The publication of this fourth annual survey report on the trading and derivatives disclosures of major G-10 banks and securities firms represents a continued effort by the Basle Committee on Banking Supervision and the IOSCO Technical Committee to encourage financial institutions to enhance transparency of their trading and derivatives activities. Transparency through public disclosure is crucial to effective market discipline and can reinforce supervisory efforts to promote high standards in risk management. The two Committees consider transparency of banks' and securities firms' activities and risks to be a key element of an effectively supervised financial system.

This year's survey reveals that many leading banks and securities firms have continued to expand and improve their trading and derivatives disclosures in line with the recommendations issued by the two Committees in 1995. Viewed over the period from 1993 to 1997, the amount, detail and clarity of trading and derivatives-related disclosures in annual reports of banks and securities firms have improved substantially. During the same period, the derivatives activities of banks and securities firms have expanded considerably. For instance, the notional amount in US dollars of derivatives activities of banks and securities firms included in the sample has grown 80% since the issuance of the first survey report in 1995.

The most noteworthy improvements in the 1997 annual reports were:

  • expanded discussions of operational and legal risks;
  • an increase in disclosures of market values and their estimation;
  • more information about counterparty credit quality and concentrations; and
  • enhanced disclosures of market risk information, e.g., model assumptions.

The Basle Committee and the IOSCO Technical Committee note that, for the past four years that this survey has been conducted, there have been disparities, both within and across countries, as regards the type and usefulness of the information disclosed. Moreover, certain institutions still disclose very little about key aspects of their trading and derivatives activities, including risk profile and related risk management practices.
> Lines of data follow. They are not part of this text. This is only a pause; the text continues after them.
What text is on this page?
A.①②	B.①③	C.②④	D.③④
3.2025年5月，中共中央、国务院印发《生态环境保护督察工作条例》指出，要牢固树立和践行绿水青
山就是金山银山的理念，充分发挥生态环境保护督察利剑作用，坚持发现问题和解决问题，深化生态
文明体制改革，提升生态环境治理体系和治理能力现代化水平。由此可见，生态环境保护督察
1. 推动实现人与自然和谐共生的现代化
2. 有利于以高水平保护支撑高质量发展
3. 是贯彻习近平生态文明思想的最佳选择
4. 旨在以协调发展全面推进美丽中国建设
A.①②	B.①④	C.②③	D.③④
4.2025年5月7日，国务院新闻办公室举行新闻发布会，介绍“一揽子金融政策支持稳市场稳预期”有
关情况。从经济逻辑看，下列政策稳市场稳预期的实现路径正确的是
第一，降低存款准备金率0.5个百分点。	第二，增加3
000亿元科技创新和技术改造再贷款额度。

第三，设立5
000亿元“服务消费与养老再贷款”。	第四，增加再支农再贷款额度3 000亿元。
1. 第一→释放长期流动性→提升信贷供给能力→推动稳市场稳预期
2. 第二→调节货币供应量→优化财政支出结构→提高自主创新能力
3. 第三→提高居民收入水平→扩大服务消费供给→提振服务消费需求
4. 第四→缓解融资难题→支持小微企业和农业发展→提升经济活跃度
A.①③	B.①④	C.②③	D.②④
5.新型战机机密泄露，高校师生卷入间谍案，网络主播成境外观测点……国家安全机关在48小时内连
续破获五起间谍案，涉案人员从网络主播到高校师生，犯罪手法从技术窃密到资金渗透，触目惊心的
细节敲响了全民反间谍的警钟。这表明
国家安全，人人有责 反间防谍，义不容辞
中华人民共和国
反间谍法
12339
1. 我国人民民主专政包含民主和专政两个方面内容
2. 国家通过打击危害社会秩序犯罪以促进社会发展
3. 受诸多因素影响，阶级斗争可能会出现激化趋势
These institutions are urged to improve their disclosures of trading and derivatives activities to enhance transparency and facilitate effective market discipline.

Institutions should consider the quantitative and qualitative disclosures recommended by the two Committees in 1995, disclosure standards and recommendations issued by other national and international bodies, and the types of disclosures provided by their peers at the international level.